In Yorick, Rushdie retells the story of Hamlet’s jester who, “by becoming a Fool-Actual, sacrifices the privileges of the Fool-Professional”. This was indeed the “dark heart of the matter” for ultimately Yorick’s execution was the “arras behind which Truth was hid” in this drama of murder and revenge. By dismissing it as a “cock-and-bull story”, the narrator shows how he has imbibed the professional skills of the Fool and prepares the reader for the climactic story, At the Auction of the Ruby Slippers. The symbolic title itself is a statement on the “uncompromising times” that we live in.
Depicting a superficial ‘slice of life’, Rushdie goes overboard occasionally. But the message of the satire is clear: “It is to the Auctioneers we go to establish the value of our pasts, of our futures, of our lives”. In this futuristic world true human worth is negated at the cost of the beneficial market economy. The thematic link to the digression on his incestuous affair is intriguing. One cannot ignore the tragicomic element when the narrator concludes,
“Thanks to the infinite bounty of the Auctioneers, any of us, cat, dog, man, woman, child, can be a blue-blood; can be – as we long to be; and as, cowering in our shelters, we fear we are not – somebody”.
The next story about Columbus’s amorous dreams of consummating his relationship with Queen Isabella of Spain closes this ‘fantastic’ innovative section on west.
The reader’s scepticism about east and west is resolved in the final synthesis. The complex interaction of characters from both the worlds has a remarkable verisimilitude. The Harmony of Spheres is an ironic account of the narrator’s fascination with a supposedly extraordinary English writer and an ardent worshipper of the occult, Eliot Crane. The “varieties of ‘forbidden knowledge’” in Eliot was for the narrator “another way of making a bridge between here-and-there, between my two othernesses, my double unbelonging. In that world of magic and power there seemed to exist the kind of fusion of worldviews, European Amerindian Oriental Levantine, in which I desperately wanted to believe.” But the actuality of this “mess-head” who committed suicide led to the “collapse of harmony, the demolition of the spheres of my heart”, as the narrator laments.
In Chekov and Zulu, the political theme will remind the readers of other engrossing works such as Midnight’s Children. Rushdie’s East, West comes a full circle with The Courter, a touching autobiographical story about Certainly-Mary a childhood nanny, and her love relationship with Mixed-Up, an old East European hall porter (she calls him ‘courter’ because she cannot pronounce ‘p).

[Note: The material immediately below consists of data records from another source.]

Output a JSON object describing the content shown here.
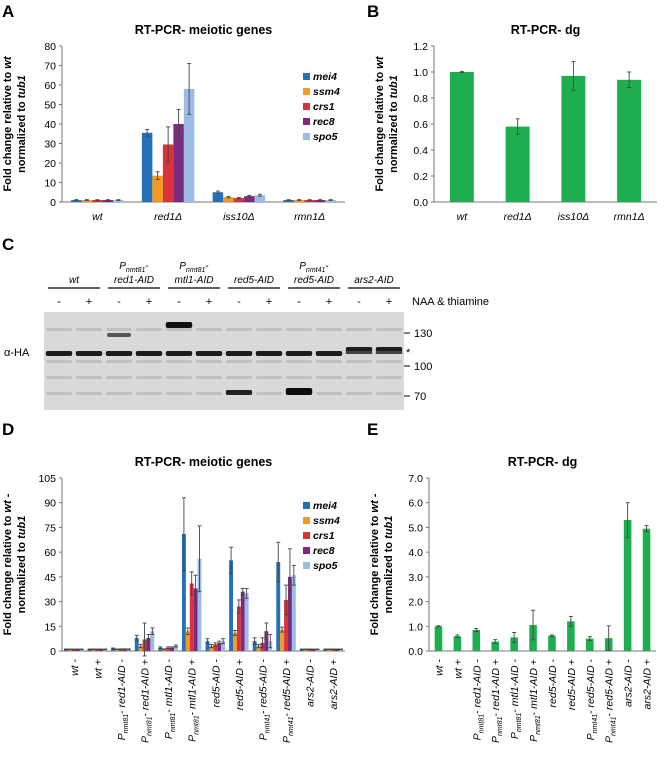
{
  "panels": {
    "A": "A",
    "B": "B",
    "C": "C",
    "D": "D",
    "E": "E"
  },
  "chart_data": [
    {
      "panel": "A",
      "type": "bar",
      "title": "RT-PCR- meiotic genes",
      "ylabel_line1": "Fold change relative to wt",
      "ylabel_line2": "normalized to tub1",
      "ylim": [
        0,
        80
      ],
      "yticks": [
        0,
        10,
        20,
        30,
        40,
        50,
        60,
        70,
        80
      ],
      "categories": [
        "wt",
        "red1Δ",
        "iss10Δ",
        "rmn1Δ"
      ],
      "legend_position": "right",
      "series": [
        {
          "name": "mei4",
          "color": "#2471b8",
          "values": [
            1,
            35.5,
            5,
            1
          ],
          "errors": [
            0.2,
            1.7,
            0.6,
            0.2
          ]
        },
        {
          "name": "ssm4",
          "color": "#f39a22",
          "values": [
            1,
            13.5,
            2.5,
            1
          ],
          "errors": [
            0.2,
            2,
            0.4,
            0.2
          ]
        },
        {
          "name": "crs1",
          "color": "#d8333b",
          "values": [
            1,
            29.5,
            2,
            1
          ],
          "errors": [
            0.2,
            9,
            0.3,
            0.2
          ]
        },
        {
          "name": "rec8",
          "color": "#7b2a7e",
          "values": [
            1,
            40,
            3,
            1
          ],
          "errors": [
            0.2,
            7.5,
            0.4,
            0.2
          ]
        },
        {
          "name": "spo5",
          "color": "#9cbde3",
          "values": [
            1,
            58,
            3.5,
            1
          ],
          "errors": [
            0.2,
            13,
            0.5,
            0.2
          ]
        }
      ]
    },
    {
      "panel": "B",
      "type": "bar",
      "title": "RT-PCR- dg",
      "ylabel_line1": "Fold change relative to wt",
      "ylabel_line2": "normalized to tub1",
      "ylim": [
        0,
        1.2
      ],
      "yticks": [
        "0.0",
        "0.2",
        "0.4",
        "0.6",
        "0.8",
        "1.0",
        "1.2"
      ],
      "categories": [
        "wt",
        "red1Δ",
        "iss10Δ",
        "rmn1Δ"
      ],
      "series": [
        {
          "name": "",
          "color": "#1fae4f",
          "values": [
            1.0,
            0.58,
            0.97,
            0.94
          ],
          "errors": [
            0.005,
            0.06,
            0.11,
            0.06
          ]
        }
      ]
    },
    {
      "panel": "D",
      "type": "bar",
      "title": "RT-PCR- meiotic genes",
      "ylabel_line1": "Fold change relative to wt -",
      "ylabel_line2": "normalized to tub1",
      "ylim": [
        0,
        105
      ],
      "yticks": [
        0,
        15,
        30,
        45,
        60,
        75,
        90,
        105
      ],
      "legend_position": "right",
      "categories": [
        {
          "prefix": "",
          "sub": "",
          "name": "wt",
          "sign": "-"
        },
        {
          "prefix": "",
          "sub": "",
          "name": "wt",
          "sign": "+"
        },
        {
          "prefix": "P",
          "sub": "nmt81",
          "name": "red1-AID",
          "sign": "-"
        },
        {
          "prefix": "P",
          "sub": "nmt81",
          "name": "red1-AID",
          "sign": "+"
        },
        {
          "prefix": "P",
          "sub": "nmt81",
          "name": "mtl1-AID",
          "sign": "-"
        },
        {
          "prefix": "P",
          "sub": "nmt81",
          "name": "mtl1-AID",
          "sign": "+"
        },
        {
          "prefix": "",
          "sub": "",
          "name": "red5-AID",
          "sign": "-"
        },
        {
          "prefix": "",
          "sub": "",
          "name": "red5-AID",
          "sign": "+"
        },
        {
          "prefix": "P",
          "sub": "nmt41",
          "name": "red5-AID",
          "sign": "-"
        },
        {
          "prefix": "P",
          "sub": "nmt41",
          "name": "red5-AID",
          "sign": "+"
        },
        {
          "prefix": "",
          "sub": "",
          "name": "ars2-AID",
          "sign": "-"
        },
        {
          "prefix": "",
          "sub": "",
          "name": "ars2-AID",
          "sign": "+"
        }
      ],
      "series": [
        {
          "name": "mei4",
          "color": "#2471b8",
          "values": [
            1,
            1,
            1.5,
            8,
            2,
            71,
            6,
            55,
            6,
            54,
            1,
            1
          ],
          "errors": [
            0.2,
            0.2,
            0.3,
            1.5,
            0.5,
            22,
            1.5,
            8,
            2,
            12,
            0.2,
            0.2
          ]
        },
        {
          "name": "ssm4",
          "color": "#f39a22",
          "values": [
            1,
            1,
            1,
            3,
            1,
            12,
            3,
            11,
            3,
            13,
            1,
            1
          ],
          "errors": [
            0.2,
            0.2,
            0.2,
            1,
            0.3,
            2,
            1,
            1.5,
            1,
            1.5,
            0.2,
            0.2
          ]
        },
        {
          "name": "crs1",
          "color": "#d8333b",
          "values": [
            1,
            1,
            1,
            7,
            2,
            41,
            4,
            27,
            5,
            31,
            1,
            1
          ],
          "errors": [
            0.2,
            0.2,
            0.3,
            10,
            0.5,
            7,
            1,
            4,
            3,
            9,
            0.2,
            0.2
          ]
        },
        {
          "name": "rec8",
          "color": "#7b2a7e",
          "values": [
            1,
            1,
            1,
            8,
            2,
            38,
            5,
            36,
            12,
            45,
            1,
            1
          ],
          "errors": [
            0.2,
            0.2,
            0.3,
            2,
            0.5,
            8,
            1,
            2,
            5,
            17,
            0.2,
            0.2
          ]
        },
        {
          "name": "spo5",
          "color": "#9cbde3",
          "values": [
            1,
            1,
            1,
            12,
            3,
            56,
            6,
            35,
            6,
            46,
            1,
            1
          ],
          "errors": [
            0.2,
            0.2,
            0.3,
            2,
            0.6,
            20,
            1.5,
            3,
            4,
            6,
            0.2,
            0.2
          ]
        }
      ]
    },
    {
      "panel": "E",
      "type": "bar",
      "title": "RT-PCR- dg",
      "ylabel_line1": "Fold change relative to wt -",
      "ylabel_line2": "normalized to tub1",
      "ylim": [
        0,
        7
      ],
      "yticks": [
        "0.0",
        "1.0",
        "2.0",
        "3.0",
        "4.0",
        "5.0",
        "6.0",
        "7.0"
      ],
      "categories": [
        {
          "prefix": "",
          "sub": "",
          "name": "wt",
          "sign": "-"
        },
        {
          "prefix": "",
          "sub": "",
          "name": "wt",
          "sign": "+"
        },
        {
          "prefix": "P",
          "sub": "nmt81",
          "name": "red1-AID",
          "sign": "-"
        },
        {
          "prefix": "P",
          "sub": "nmt81",
          "name": "red1-AID",
          "sign": "+"
        },
        {
          "prefix": "P",
          "sub": "nmt81",
          "name": "mtl1-AID",
          "sign": "-"
        },
        {
          "prefix": "P",
          "sub": "nmt81",
          "name": "mtl1-AID",
          "sign": "+"
        },
        {
          "prefix": "",
          "sub": "",
          "name": "red5-AID",
          "sign": "-"
        },
        {
          "prefix": "",
          "sub": "",
          "name": "red5-AID",
          "sign": "+"
        },
        {
          "prefix": "P",
          "sub": "nmt41",
          "name": "red5-AID",
          "sign": "-"
        },
        {
          "prefix": "P",
          "sub": "nmt41",
          "name": "red5-AID",
          "sign": "+"
        },
        {
          "prefix": "",
          "sub": "",
          "name": "ars2-AID",
          "sign": "-"
        },
        {
          "prefix": "",
          "sub": "",
          "name": "ars2-AID",
          "sign": "+"
        }
      ],
      "series": [
        {
          "name": "",
          "color": "#1fae4f",
          "values": [
            1.0,
            0.6,
            0.85,
            0.38,
            0.55,
            1.05,
            0.62,
            1.2,
            0.5,
            0.52,
            5.3,
            4.95
          ],
          "errors": [
            0.02,
            0.05,
            0.06,
            0.08,
            0.2,
            0.6,
            0.03,
            0.2,
            0.08,
            0.5,
            0.7,
            0.12
          ]
        }
      ]
    }
  ],
  "blot": {
    "groups": [
      {
        "prefix": "",
        "sub": "",
        "name": "wt"
      },
      {
        "prefix": "P",
        "sub": "nmt81",
        "name": "red1-AID"
      },
      {
        "prefix": "P",
        "sub": "nmt81",
        "name": "mtl1-AID"
      },
      {
        "prefix": "",
        "sub": "",
        "name": "red5-AID"
      },
      {
        "prefix": "P",
        "sub": "nmt41",
        "name": "red5-AID"
      },
      {
        "prefix": "",
        "sub": "",
        "name": "ars2-AID"
      }
    ],
    "lane_signs": [
      "-",
      "+",
      "-",
      "+",
      "-",
      "+",
      "-",
      "+",
      "-",
      "+",
      "-",
      "+"
    ],
    "treatment_label": "NAA & thiamine",
    "antibody_label": "α-HA",
    "marker_labels": [
      "130",
      "100",
      "70"
    ],
    "nonspecific_mark": "*"
  }
}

The unity of East, West is thematic as well as structural. One tale leads to the other as the author explores the ideas of freedom, love, aspiration, choice, self-delusion, greed, falsity, hypocrisy, insularity and indifference in east and west. Rushdie’s
“story-telling powers are alive and well – his ingenuity, wit, charm and his restless talent for the unexpected”.
The characters reveal the literary skills of Rushdie as a “the great post-imperial Indian writer”. The narrator in The Courter says,
“But I, too, have ropes around my neck…pulling me this way and that, East and West, the nooses tightening, commanding, choose, choose.”
Rushdie transcended this stage. He leaves the readers of East, West meditating on the self-inflicted mental ‘ropes’ around their necks.